Safe Travels By Rail

The Amtrak train that derailed in May, killing eight and wounding more than 200, left plenty of frequent travelers wondering about the safety of railroad transportation.

Though airline crashes are often more visible and spectacularly awful, statistics tell us that rail travel is riskier than commercial air travel (which, in fact, is the safest form of long-distance transportation in the United States).

Thirteen people died in Amtrak accidents in 2014, according to the Federal Railroad Administration. That number includes people hit by trains. Rankings in safety, according to a 2013 study published in Research in Transportation Economics, show the No. 1 riskiest mode of transportation is auto travel. The thousands of people killed in auto accidents beat rail travel accident numbers by a wide margin, but rail travel is still four times as dangerous as bus travel. And both are still less safe than airline travel.

Sadly, many high-profile rail accidents in recent news have been the result of human error, recklessness or sleep deprivation.

Remember that although rail accidents often claim more lives at a time than auto accidents, trains are still a relatively safe way to travel—and increased scrutiny of the rail industry may result in increased safety standards.

In fact, the Federal Railroad Administration issued a safety advisory in June, calling for railroads to identify locations along their routes where trains need to reduce their speed by more than 20 miles per hour.

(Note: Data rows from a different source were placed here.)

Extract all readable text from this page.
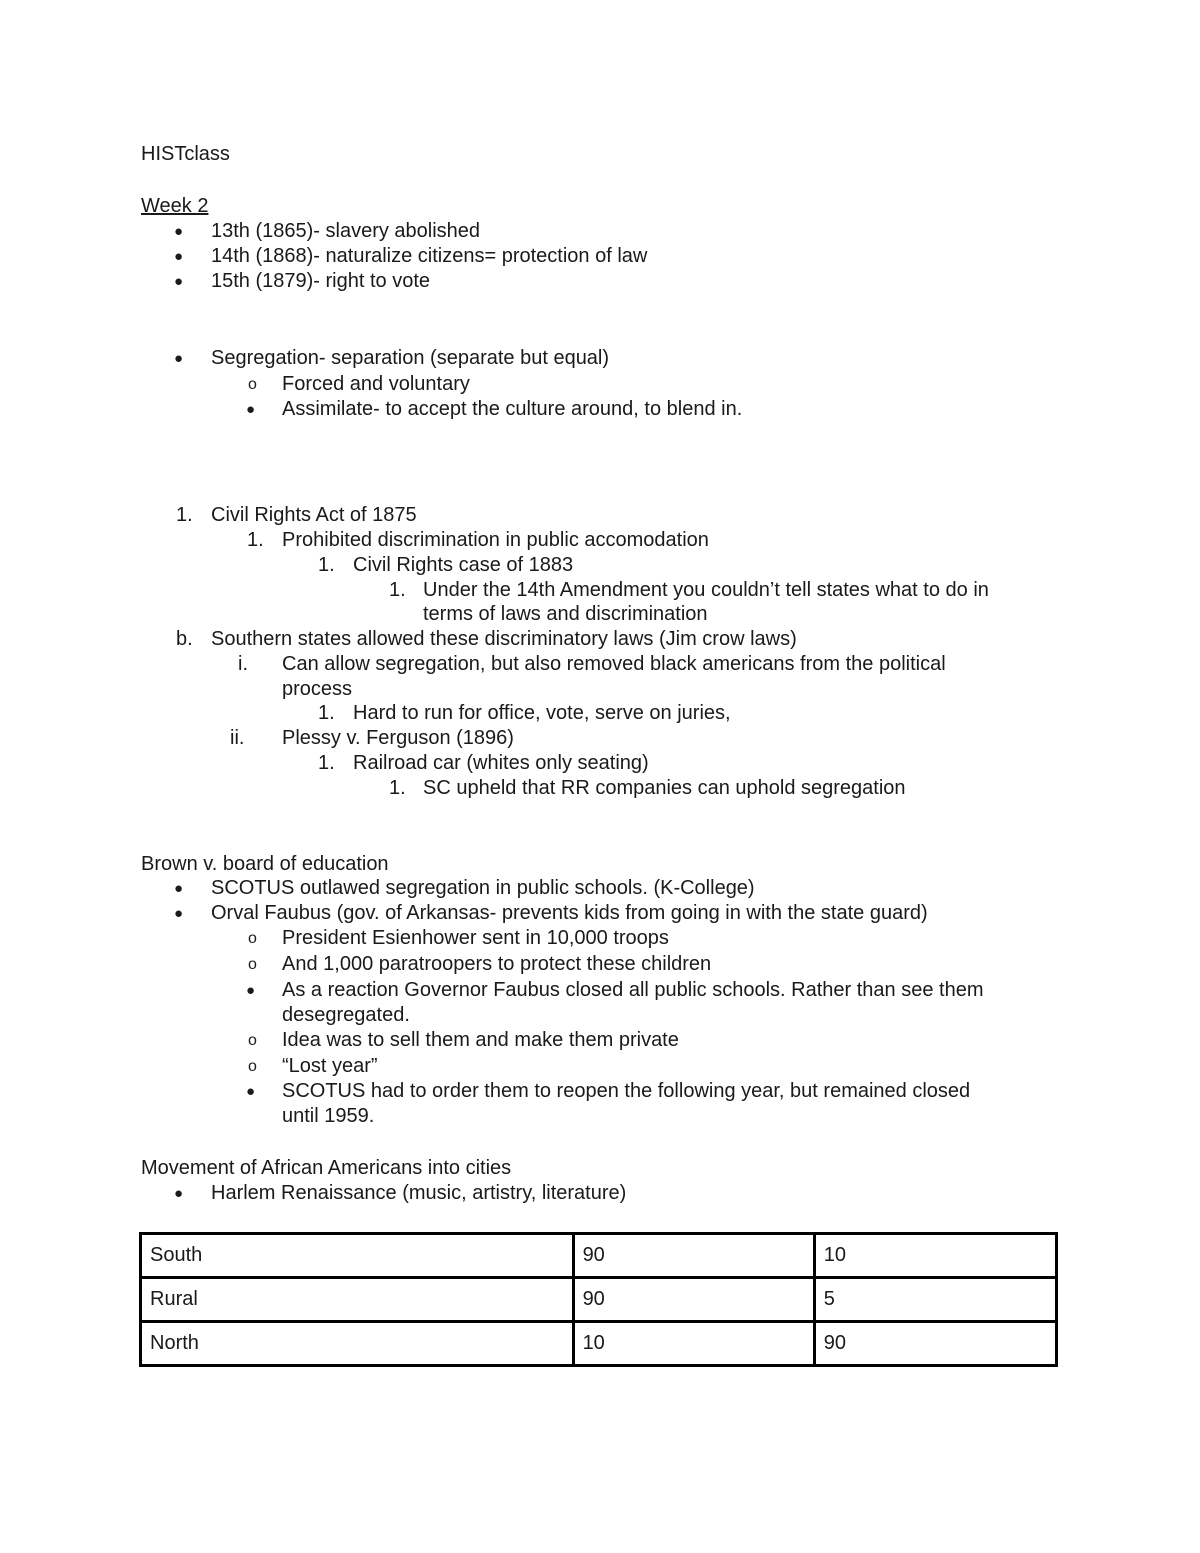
HISTclass
Week 2
● 13th (1865)- slavery abolished
● 14th (1868)- naturalize citizens= protection of law
● 15th (1879)- right to vote
● Segregation- separation (separate but equal)
o Forced and voluntary
● Assimilate- to accept the culture around, to blend in.
1. Civil Rights Act of 1875
1. Prohibited discrimination in public accomodation
1. Civil Rights case of 1883
1. Under the 14th Amendment you couldn’t tell states what to do in
terms of laws and discrimination
b. Southern states allowed these discriminatory laws (Jim crow laws)
i. Can allow segregation, but also removed black americans from the political
process
1. Hard to run for office, vote, serve on juries,
ii. Plessy v. Ferguson (1896)
1. Railroad car (whites only seating)
1. SC upheld that RR companies can uphold segregation
Brown v. board of education
● SCOTUS outlawed segregation in public schools. (K-College)
● Orval Faubus (gov. of Arkansas- prevents kids from going in with the state guard)
o President Esienhower sent in 10,000 troops
o And 1,000 paratroopers to protect these children
● As a reaction Governor Faubus closed all public schools. Rather than see them
desegregated.
o Idea was to sell them and make them private
o “Lost year”
● SCOTUS had to order them to reopen the following year, but remained closed
until 1959.
Movement of African Americans into cities
● Harlem Renaissance (music, artistry, literature)
South	90	10
Rural	90	5
North	10	90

The administration also called for additional signage alerting engineers of the maximum authorized train speed through the system, with particular emphasis at curve locations where significant speed reductions are required.

Personal safety tips

Operation Lifesaver, a not-for-profit public education program for consumers about the rail industry, cautions passengers to take these precautions:

  • Stay alert. Never sit on the edge of a station platform or get close to it.
  • Hold tight to poles or seats and be careful when getting on and off the train.
  • Don’t leave your belongings unattended.
  • Don’t cross tracks unless you’re at an explicitly marked crossing.

In addition, every traveler should adopt the Homeland Security motto, “If you see something, say something,” reporting suspicious activity or safety lapses that could harm you and your fellow travelers. Amtrak encourages travelers who notice something to speak with on-duty officers, station personnel or the train crew members. You can also call the 24-hour call center (800-331-0008) or 911 to report anything unusual aboard your train.